Plasmodium berghei NK65 in Combination with IFN-γ Induces Endothelial Glucocorticoid Resistance via Sustained Activation of p38 and JNK

Malaria-associated acute respiratory distress syndrome (MA-ARDS) is an often lethal complication of malaria. Currently, no adequate therapy for this syndrome exists. Although glucocorticoids (GCs) have been used to improve clinical outcome of ARDS, their therapeutic benefits remain unclear. We previously developed a mouse model of MA-ARDS, in which dexamethasone treatment revealed GC resistance. In the present study, we investigated GC sensitivity of mouse microvascular lung endothelial cells stimulated with interferon-γ (IFN-γ) and Plasmodium berghei NK65 (PbNK65).
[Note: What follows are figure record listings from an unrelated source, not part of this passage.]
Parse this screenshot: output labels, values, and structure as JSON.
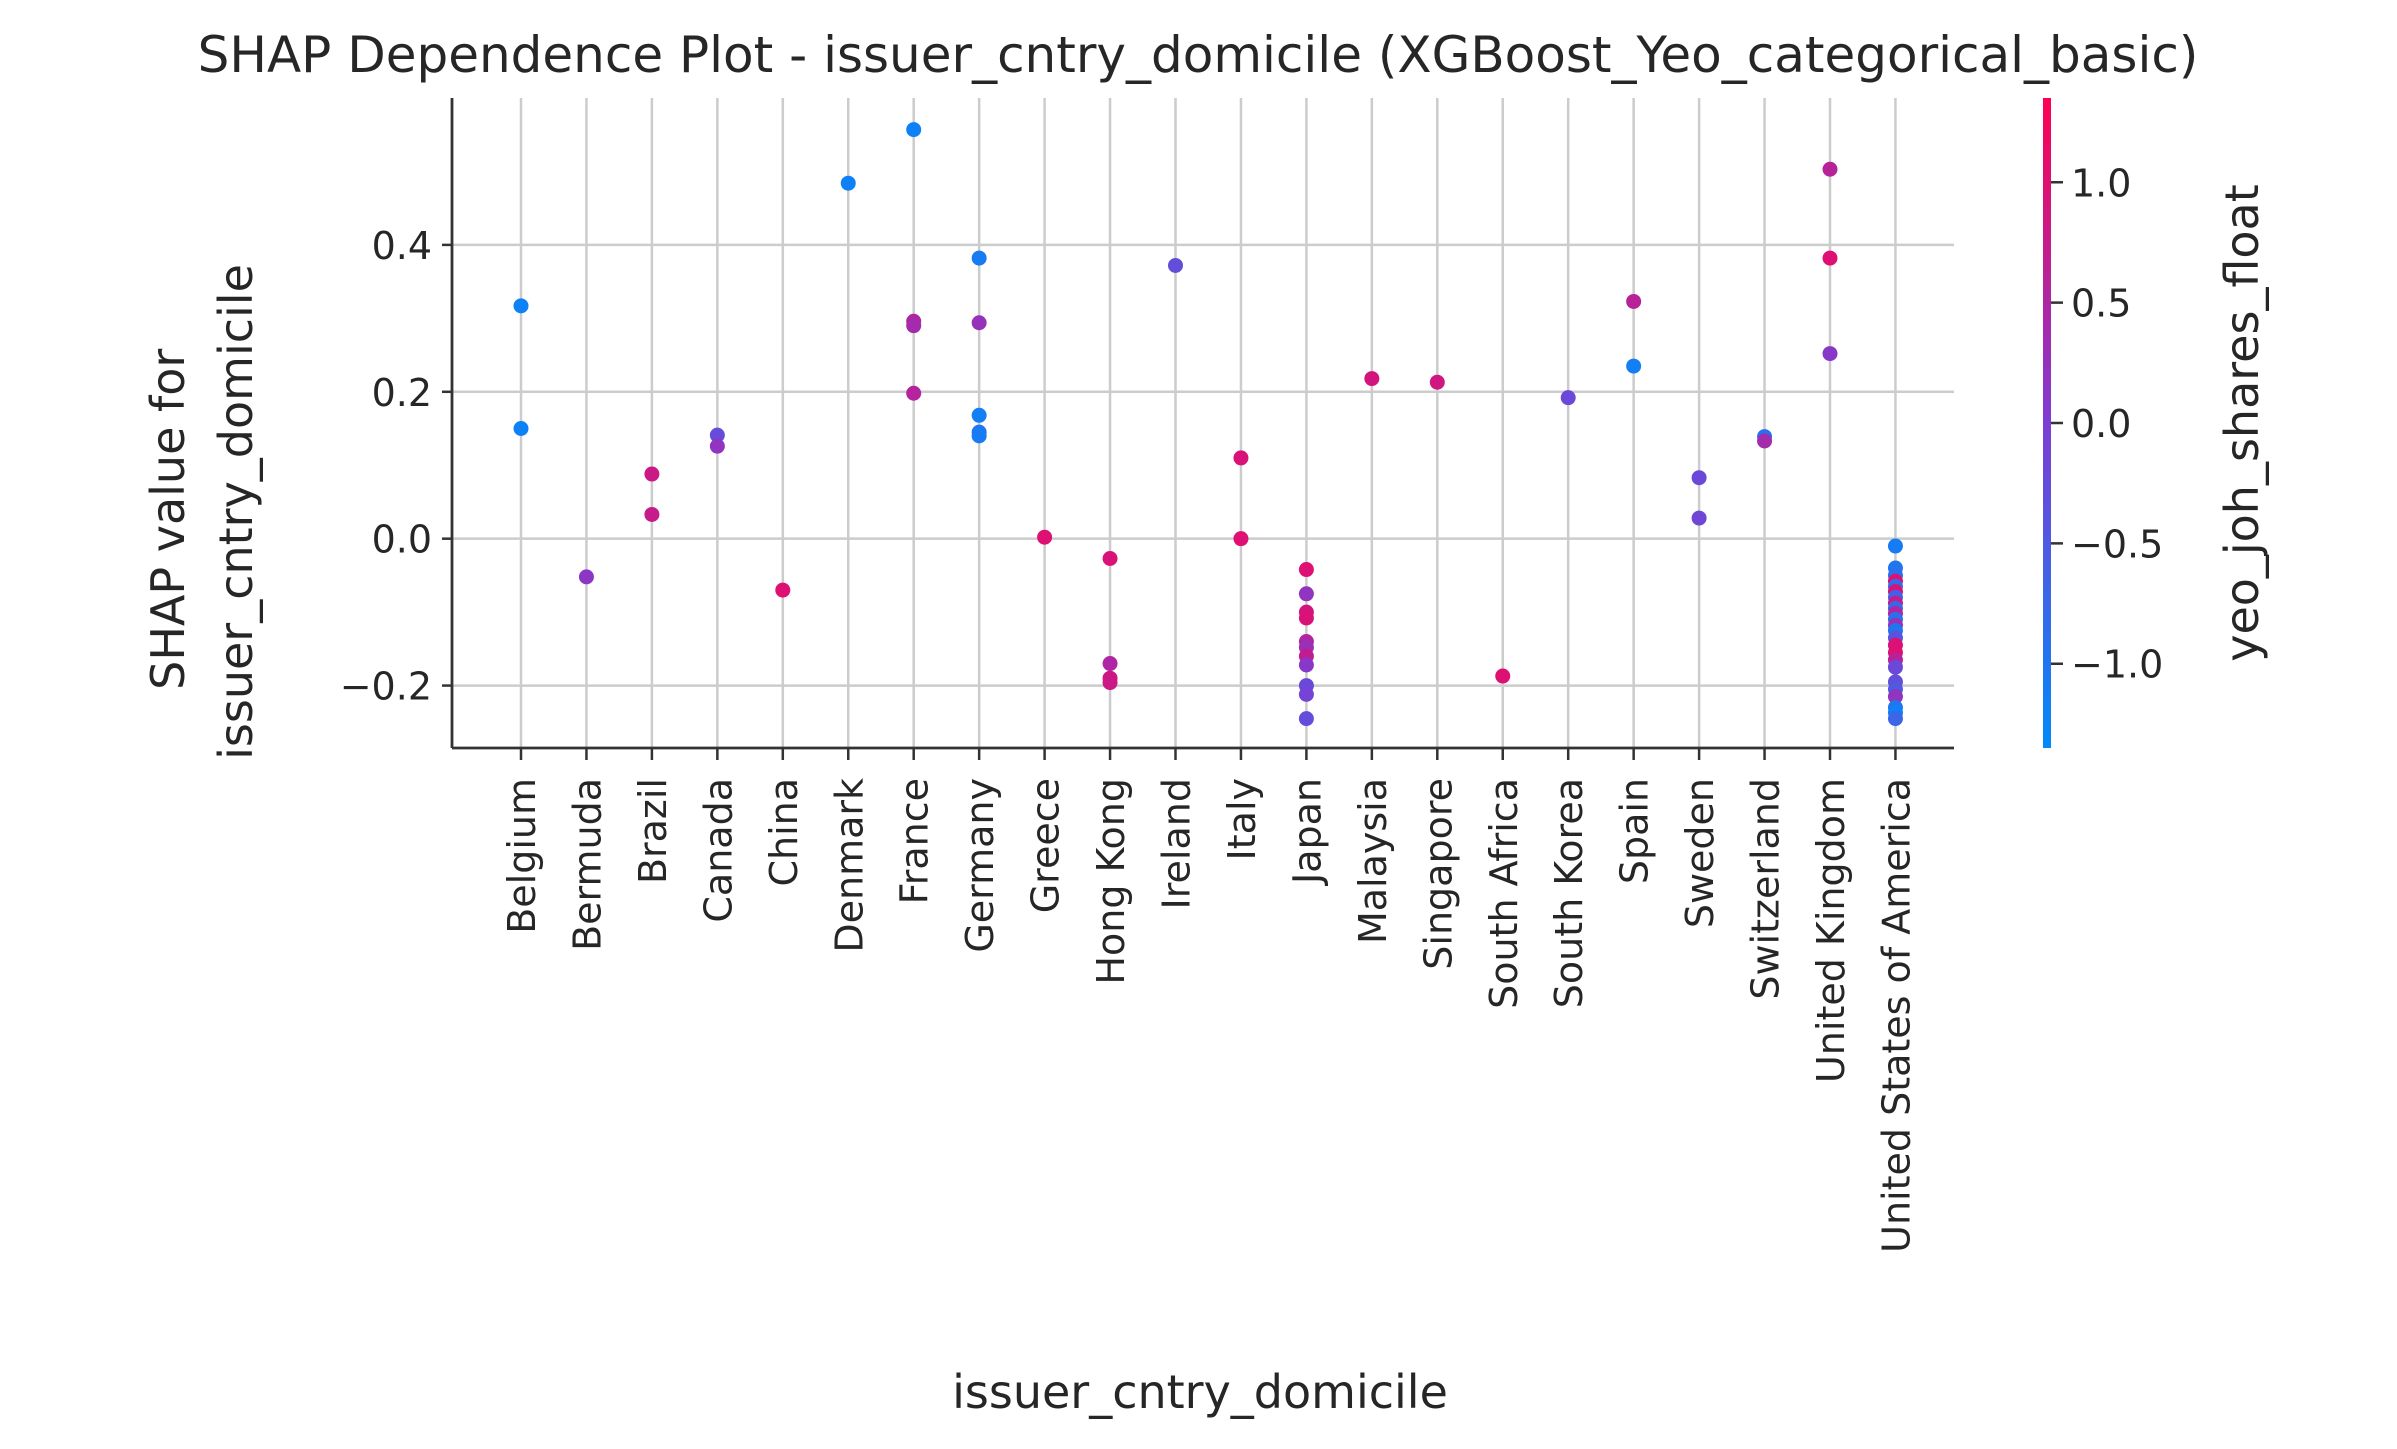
{
  "chart_data": {
    "type": "scatter",
    "title": "SHAP Dependence Plot - issuer_cntry_domicile (XGBoost_Yeo_categorical_basic)",
    "xlabel": "issuer_cntry_domicile",
    "ylabel": [
      "SHAP value for",
      "issuer_cntry_domicile"
    ],
    "colorbar_label": "yeo_joh_shares_float",
    "categories": [
      "Belgium",
      "Bermuda",
      "Brazil",
      "Canada",
      "China",
      "Denmark",
      "France",
      "Germany",
      "Greece",
      "Hong Kong",
      "Ireland",
      "Italy",
      "Japan",
      "Malaysia",
      "Singapore",
      "South Africa",
      "South Korea",
      "Spain",
      "Sweden",
      "Switzerland",
      "United Kingdom",
      "United States of America"
    ],
    "ylim": [
      -0.285,
      0.6
    ],
    "y_ticks": [
      -0.2,
      0.0,
      0.2,
      0.4
    ],
    "y_tick_labels": [
      "−0.2",
      "0.0",
      "0.2",
      "0.4"
    ],
    "color_range": [
      -1.35,
      1.35
    ],
    "color_ticks": [
      -1.0,
      -0.5,
      0.0,
      0.5,
      1.0
    ],
    "color_tick_labels": [
      "−1.0",
      "−0.5",
      "0.0",
      "0.5",
      "1.0"
    ],
    "colors": {
      "low": "#008afb",
      "mid": "#7e3dd2",
      "high": "#ff0052"
    },
    "grid": true,
    "points": [
      {
        "x": "Belgium",
        "y": 0.317,
        "c": -1.2
      },
      {
        "x": "Belgium",
        "y": 0.15,
        "c": -1.2
      },
      {
        "x": "Bermuda",
        "y": -0.052,
        "c": 0.15
      },
      {
        "x": "Brazil",
        "y": 0.088,
        "c": 0.8
      },
      {
        "x": "Brazil",
        "y": 0.033,
        "c": 0.75
      },
      {
        "x": "Canada",
        "y": 0.141,
        "c": -0.25
      },
      {
        "x": "Canada",
        "y": 0.126,
        "c": 0.2
      },
      {
        "x": "China",
        "y": -0.07,
        "c": 1.0
      },
      {
        "x": "Denmark",
        "y": 0.484,
        "c": -1.2
      },
      {
        "x": "France",
        "y": 0.557,
        "c": -1.2
      },
      {
        "x": "France",
        "y": 0.296,
        "c": 0.5
      },
      {
        "x": "France",
        "y": 0.29,
        "c": 0.4
      },
      {
        "x": "France",
        "y": 0.198,
        "c": 0.55
      },
      {
        "x": "Germany",
        "y": 0.382,
        "c": -1.1
      },
      {
        "x": "Germany",
        "y": 0.294,
        "c": 0.25
      },
      {
        "x": "Germany",
        "y": 0.168,
        "c": -1.15
      },
      {
        "x": "Germany",
        "y": 0.145,
        "c": -1.0
      },
      {
        "x": "Germany",
        "y": 0.14,
        "c": -1.1
      },
      {
        "x": "Greece",
        "y": 0.002,
        "c": 1.0
      },
      {
        "x": "Hong Kong",
        "y": -0.027,
        "c": 0.95
      },
      {
        "x": "Hong Kong",
        "y": -0.17,
        "c": 0.5
      },
      {
        "x": "Hong Kong",
        "y": -0.19,
        "c": 0.85
      },
      {
        "x": "Hong Kong",
        "y": -0.196,
        "c": 0.8
      },
      {
        "x": "Ireland",
        "y": 0.372,
        "c": -0.3
      },
      {
        "x": "Italy",
        "y": 0.11,
        "c": 0.95
      },
      {
        "x": "Italy",
        "y": 0.0,
        "c": 1.0
      },
      {
        "x": "Japan",
        "y": -0.042,
        "c": 1.0
      },
      {
        "x": "Japan",
        "y": -0.075,
        "c": 0.2
      },
      {
        "x": "Japan",
        "y": -0.1,
        "c": 0.9
      },
      {
        "x": "Japan",
        "y": -0.108,
        "c": 0.95
      },
      {
        "x": "Japan",
        "y": -0.14,
        "c": 0.5
      },
      {
        "x": "Japan",
        "y": -0.148,
        "c": 0.3
      },
      {
        "x": "Japan",
        "y": -0.16,
        "c": 0.7
      },
      {
        "x": "Japan",
        "y": -0.172,
        "c": 0.1
      },
      {
        "x": "Japan",
        "y": -0.2,
        "c": -0.2
      },
      {
        "x": "Japan",
        "y": -0.212,
        "c": -0.1
      },
      {
        "x": "Japan",
        "y": -0.245,
        "c": -0.3
      },
      {
        "x": "Malaysia",
        "y": 0.218,
        "c": 0.9
      },
      {
        "x": "Singapore",
        "y": 0.213,
        "c": 0.85
      },
      {
        "x": "South Africa",
        "y": -0.187,
        "c": 1.0
      },
      {
        "x": "South Korea",
        "y": 0.192,
        "c": -0.2
      },
      {
        "x": "Spain",
        "y": 0.323,
        "c": 0.6
      },
      {
        "x": "Spain",
        "y": 0.235,
        "c": -1.15
      },
      {
        "x": "Sweden",
        "y": 0.083,
        "c": -0.2
      },
      {
        "x": "Sweden",
        "y": 0.028,
        "c": -0.15
      },
      {
        "x": "Switzerland",
        "y": 0.139,
        "c": -0.9
      },
      {
        "x": "Switzerland",
        "y": 0.133,
        "c": 0.4
      },
      {
        "x": "United Kingdom",
        "y": 0.503,
        "c": 0.6
      },
      {
        "x": "United Kingdom",
        "y": 0.382,
        "c": 1.0
      },
      {
        "x": "United Kingdom",
        "y": 0.252,
        "c": 0.1
      },
      {
        "x": "United States of America",
        "y": -0.01,
        "c": -1.1
      },
      {
        "x": "United States of America",
        "y": -0.04,
        "c": -1.0
      },
      {
        "x": "United States of America",
        "y": -0.05,
        "c": -0.9
      },
      {
        "x": "United States of America",
        "y": -0.058,
        "c": 1.0
      },
      {
        "x": "United States of America",
        "y": -0.065,
        "c": -0.8
      },
      {
        "x": "United States of America",
        "y": -0.072,
        "c": 0.9
      },
      {
        "x": "United States of America",
        "y": -0.08,
        "c": -0.6
      },
      {
        "x": "United States of America",
        "y": -0.088,
        "c": 0.7
      },
      {
        "x": "United States of America",
        "y": -0.095,
        "c": -0.7
      },
      {
        "x": "United States of America",
        "y": -0.102,
        "c": 0.5
      },
      {
        "x": "United States of America",
        "y": -0.11,
        "c": -0.9
      },
      {
        "x": "United States of America",
        "y": -0.118,
        "c": 0.3
      },
      {
        "x": "United States of America",
        "y": -0.125,
        "c": -1.0
      },
      {
        "x": "United States of America",
        "y": -0.135,
        "c": -0.4
      },
      {
        "x": "United States of America",
        "y": -0.145,
        "c": 0.95
      },
      {
        "x": "United States of America",
        "y": -0.155,
        "c": 1.0
      },
      {
        "x": "United States of America",
        "y": -0.165,
        "c": 0.6
      },
      {
        "x": "United States of America",
        "y": -0.175,
        "c": -0.2
      },
      {
        "x": "United States of America",
        "y": -0.195,
        "c": -0.3
      },
      {
        "x": "United States of America",
        "y": -0.205,
        "c": -0.5
      },
      {
        "x": "United States of America",
        "y": -0.215,
        "c": 0.2
      },
      {
        "x": "United States of America",
        "y": -0.23,
        "c": -1.0
      },
      {
        "x": "United States of America",
        "y": -0.237,
        "c": -1.2
      },
      {
        "x": "United States of America",
        "y": -0.245,
        "c": -0.7
      }
    ]
  }
}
Upon challenge with IFN-γ alone, dexamethasone inhibited the expression of CCL5 (RANTES) by 90% and both CCL2 (MCP-1) and CXCL10 (IP-10) by 50%. Accordingly, whole transcriptome analysis revealed that dexamethasone differentially affected several gene clusters and in particular inhibited a large cluster of IFN-γ-induced genes, including chemokines. In contrast, combined stimulation with IFN-γ and PbNK65 extract impaired inhibitory actions of GCs on chemokine release, without affecting the capacity of the GC receptor to accumulate in the nucleus. Subsequently, we investigated the effects of GCs on two signaling pathways activated by IFN-γ. Dexamethasone left phosphorylation and protein levels of signal transducer and activator of transcription 1 (STAT1) unhampered. In contrast, dexamethasone inhibited the IFN-γ-induced activation of two mitogen-activated protein kinases (MAPK), JNK, and p38. However, PbNK65 extract abolished the inhibitory effects of GCs on MAPK signaling, inducing GC resistance. These data provide novel insights into the mechanisms of GC actions in endothelial cells and show how malaria may impair the beneficial effects of GCs.